Mais tout cela pourrait encore s’aggraver.
Le secrétaire général du PCR a cité tout d’abord la filière canne en grand danger à cause de la fin des quotas sucriers en 2017. Ce sont près de 20.000 emplois qui sont menacés.

Puis Maurice Gironcel a évoqué la crise dans le BTP. Ce sont près de 10.000 emplois qui ont disparu en 5 ans, et les perspectives ne sont pas bonnes. Le maire de Sainte-Suzanne a en effet précisé que le secteur du Bâtiment et des Travaux publics dépend essentiellement de la commande publique, et ce sont les collectivités qui y contribuent à 85 %.
Maurice Gironcel a conclu le mot de bienvenue en rappelant les enjeux des accords de partenariat économique (APE). L’ouverture du marché de La Réunion aux produits fabriqués chez nos voisins est aussi une menace pour l’emploi, car les coûts de fabrication sont là-bas beaucoup moins élevés.

Origine de l’apartheid social

Paul Vergès est ensuite intervenu pour rappeler le cadre de la bataille. Ce sont en premier lieu des médias qui ne parlent pas de la situation, notamment des 175.000 demandeurs d’emploi. La crise à La Réunion est d’une toute autre dimension qu’en France, a dit le sénateur. Il a expliqué que pour qu’elle atteigne le même niveau qu’à La Réunion, cela supposerait que la France ait 10 millions de chômeurs et 30 millions de personnes sous le seuil de pauvreté.

C’est en second lieu l’échec de tous les gouvernements qui se sont succédé depuis 1946, date de l’abolition du statut colonial : « pas un n’a fait reculer le chômage ».
Il a ensuite rappelé une responsabilité des communistes : voir clair et des années en avance.

Paul Vergès est alors revenu sur les origines de la crise : la conjonction de plusieurs erreurs.

Ce fut la décision du gouvernement de trahir l’esprit de la loi de 1946, en décidant qu’une catégorie de travailleurs devait avoir la sur-rémunération. En 1947, elle était de 125 % pour les agents de l’État, elle est de 53 % aujourd’hui.

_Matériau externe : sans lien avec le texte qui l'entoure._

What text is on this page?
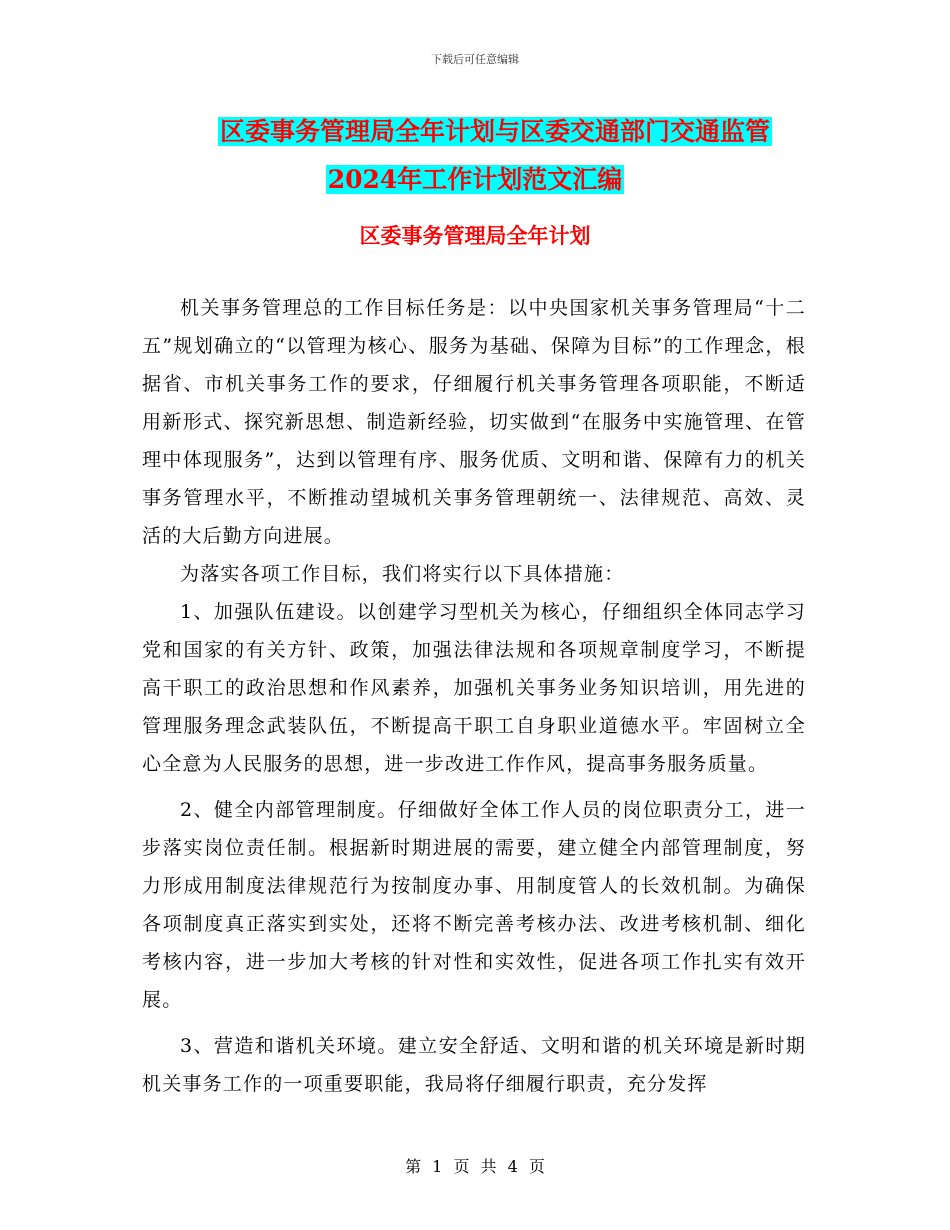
下载后可任意编辑
区委事务管理局全年计划与区委交通部门交通监管
2024年工作计划范文汇编
区委事务管理局全年计划

机关事务管理总的工作目标任务是：以中央国家机关事务管理局“十二五”规划确立的“以管理为核心、服务为基础、保障为目标”的工作理念，根据省、市机关事务工作的要求，仔细履行机关事务管理各项职能，不断适用新形式、探究新思想、制造新经验，切实做到“在服务中实施管理、在管理中体现服务”，达到以管理有序、服务优质、文明和谐、保障有力的机关事务管理水平，不断推动望城机关事务管理朝统一、法律规范、高效、灵活的大后勤方向进展。

为落实各项工作目标，我们将实行以下具体措施：

1、加强队伍建设。以创建学习型机关为核心，仔细组织全体同志学习党和国家的有关方针、政策，加强法律法规和各项规章制度学习，不断提高干职工的政治思想和作风素养，加强机关事务业务知识培训，用先进的管理服务理念武装队伍，不断提高干职工自身职业道德水平。牢固树立全心全意为人民服务的思想，进一步改进工作作风，提高事务服务质量。

2、健全内部管理制度。仔细做好全体工作人员的岗位职责分工，进一步落实岗位责任制。根据新时期进展的需要，建立健全内部管理制度，努力形成用制度法律规范行为按制度办事、用制度管人的长效机制。为确保各项制度真正落实到实处，还将不断完善考核办法、改进考核机制、细化考核内容，进一步加大考核的针对性和实效性，促进各项工作扎实有效开展。

3、营造和谐机关环境。建立安全舒适、文明和谐的机关环境是新时期机关事务工作的一项重要职能，我局将仔细履行职责，充分发挥

第 1 页 共 4 页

Mais pour les autres travailleurs, tout était bloqué. Il a fallu plus de 50 ans pour que le SMIC et les allocations soient au même niveau qu’en France. La démission d’Elie Hoarau et de Paul Vergès de leurs mandats de député a donné l’impulsion finale vers la victoire dans cette bataille.

Mais le choix du gouvernement fait au lendemain de l’abolition du statut colonial a instauré une différence de revenus qui s’est creusée, un « apartheid social » a dit Paul Vergès, car c’est une inégalité institutionnalisée.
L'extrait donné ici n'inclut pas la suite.